Basics Of Tea

Oolong Tea comes from the Camellia family and is native to China. When the British went to India, they imported tea from China and eventually developed their own strain of tea. Thus, all tea comes from the same family of plants and all teas are very closely related. The only difference between teas made from the Camellia plant is the degree of oxidation of the tea leaves. Oxidation is also known as fermention. However, no microorganisms are involved in this process. Instead, fermentation refers to the the browning of the leaves as they are bruised and exposed to air. The process if very similar to the browning of an apple when exposed to air. 

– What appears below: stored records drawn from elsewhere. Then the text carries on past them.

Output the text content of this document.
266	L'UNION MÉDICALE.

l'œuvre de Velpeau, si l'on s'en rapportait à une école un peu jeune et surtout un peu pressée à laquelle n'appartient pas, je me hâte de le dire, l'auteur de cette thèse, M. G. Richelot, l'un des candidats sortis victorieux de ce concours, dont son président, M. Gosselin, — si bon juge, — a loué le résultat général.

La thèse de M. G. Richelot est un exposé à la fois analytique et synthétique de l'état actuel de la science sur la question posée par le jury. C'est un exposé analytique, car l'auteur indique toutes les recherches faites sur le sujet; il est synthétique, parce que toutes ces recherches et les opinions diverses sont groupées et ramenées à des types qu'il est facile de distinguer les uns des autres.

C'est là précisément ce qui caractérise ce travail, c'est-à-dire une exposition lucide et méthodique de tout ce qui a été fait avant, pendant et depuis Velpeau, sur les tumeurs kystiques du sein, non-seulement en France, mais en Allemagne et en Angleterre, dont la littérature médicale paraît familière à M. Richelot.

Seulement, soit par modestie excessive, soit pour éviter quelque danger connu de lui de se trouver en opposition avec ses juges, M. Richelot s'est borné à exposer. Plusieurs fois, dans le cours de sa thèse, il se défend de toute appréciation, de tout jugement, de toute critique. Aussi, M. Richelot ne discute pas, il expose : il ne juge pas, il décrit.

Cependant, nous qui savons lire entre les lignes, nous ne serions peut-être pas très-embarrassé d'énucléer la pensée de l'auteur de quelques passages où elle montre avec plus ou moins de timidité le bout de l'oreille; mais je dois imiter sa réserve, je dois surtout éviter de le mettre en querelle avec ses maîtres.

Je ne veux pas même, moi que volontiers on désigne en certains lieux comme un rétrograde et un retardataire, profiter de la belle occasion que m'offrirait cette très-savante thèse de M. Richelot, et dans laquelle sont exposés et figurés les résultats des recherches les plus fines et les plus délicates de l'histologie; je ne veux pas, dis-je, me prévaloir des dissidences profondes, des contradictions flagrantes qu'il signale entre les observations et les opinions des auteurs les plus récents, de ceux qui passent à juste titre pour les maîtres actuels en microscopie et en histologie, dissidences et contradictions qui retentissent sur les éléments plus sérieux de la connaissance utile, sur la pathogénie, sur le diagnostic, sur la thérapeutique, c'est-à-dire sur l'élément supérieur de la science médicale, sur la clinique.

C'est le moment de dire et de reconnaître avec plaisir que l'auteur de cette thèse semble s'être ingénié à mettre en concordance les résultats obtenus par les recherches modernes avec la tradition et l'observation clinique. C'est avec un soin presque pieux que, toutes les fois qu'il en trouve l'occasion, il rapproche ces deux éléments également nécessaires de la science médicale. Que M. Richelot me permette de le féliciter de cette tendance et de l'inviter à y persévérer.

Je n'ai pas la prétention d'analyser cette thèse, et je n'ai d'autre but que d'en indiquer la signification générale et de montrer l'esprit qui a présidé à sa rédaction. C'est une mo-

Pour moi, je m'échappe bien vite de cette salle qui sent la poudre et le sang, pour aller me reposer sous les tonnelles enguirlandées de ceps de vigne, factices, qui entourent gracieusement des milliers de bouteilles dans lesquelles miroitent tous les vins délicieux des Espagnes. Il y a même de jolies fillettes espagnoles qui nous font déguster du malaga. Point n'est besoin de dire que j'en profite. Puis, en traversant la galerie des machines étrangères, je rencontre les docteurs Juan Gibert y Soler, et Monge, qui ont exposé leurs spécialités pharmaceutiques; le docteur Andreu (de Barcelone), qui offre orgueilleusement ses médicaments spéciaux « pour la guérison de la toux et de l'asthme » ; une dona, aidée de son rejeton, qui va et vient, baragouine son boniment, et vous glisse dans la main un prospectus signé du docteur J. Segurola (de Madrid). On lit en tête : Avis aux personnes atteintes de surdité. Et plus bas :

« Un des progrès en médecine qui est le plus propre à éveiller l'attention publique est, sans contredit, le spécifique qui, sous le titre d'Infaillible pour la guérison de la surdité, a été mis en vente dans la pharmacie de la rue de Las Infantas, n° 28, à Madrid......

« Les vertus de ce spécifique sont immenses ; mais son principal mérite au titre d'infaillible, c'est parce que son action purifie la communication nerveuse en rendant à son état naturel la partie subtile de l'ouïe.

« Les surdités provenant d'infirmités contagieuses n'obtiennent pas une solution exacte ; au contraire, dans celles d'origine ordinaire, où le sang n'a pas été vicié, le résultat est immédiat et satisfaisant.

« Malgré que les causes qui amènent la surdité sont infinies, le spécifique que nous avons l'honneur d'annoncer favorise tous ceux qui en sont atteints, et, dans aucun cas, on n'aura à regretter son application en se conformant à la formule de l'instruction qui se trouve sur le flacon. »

Oolong tea has long been made in China through a special process involving exposure to the air. What this does is spur chemical reactions between substances within tea. This process also gives the different types of tea their distinct flavor and color. oolong tea belongs between green tea and black tea in classification. Because it is neither full oxidized, nor left in its natural state, much skill is required to pick out a properly prepared batch of oolong tea. Oolong is truly a craft on par with winemaking.

To oxidize tea, manufactures harvest the tea leaves and hand roll the leaves to bruise them, exposing them to air for a period of time that requires artisan precision and experience. The leaves are then roasted in a pan coated with tea oil in order to lock in the flavor. Then, the leaves are dried and stored in a cool place for distribution.

The grade of oolong depends on the age of the tea plants and the portion of the plant from which the tea leaves are picked. The younger the leaves used for tea, the higher the grade.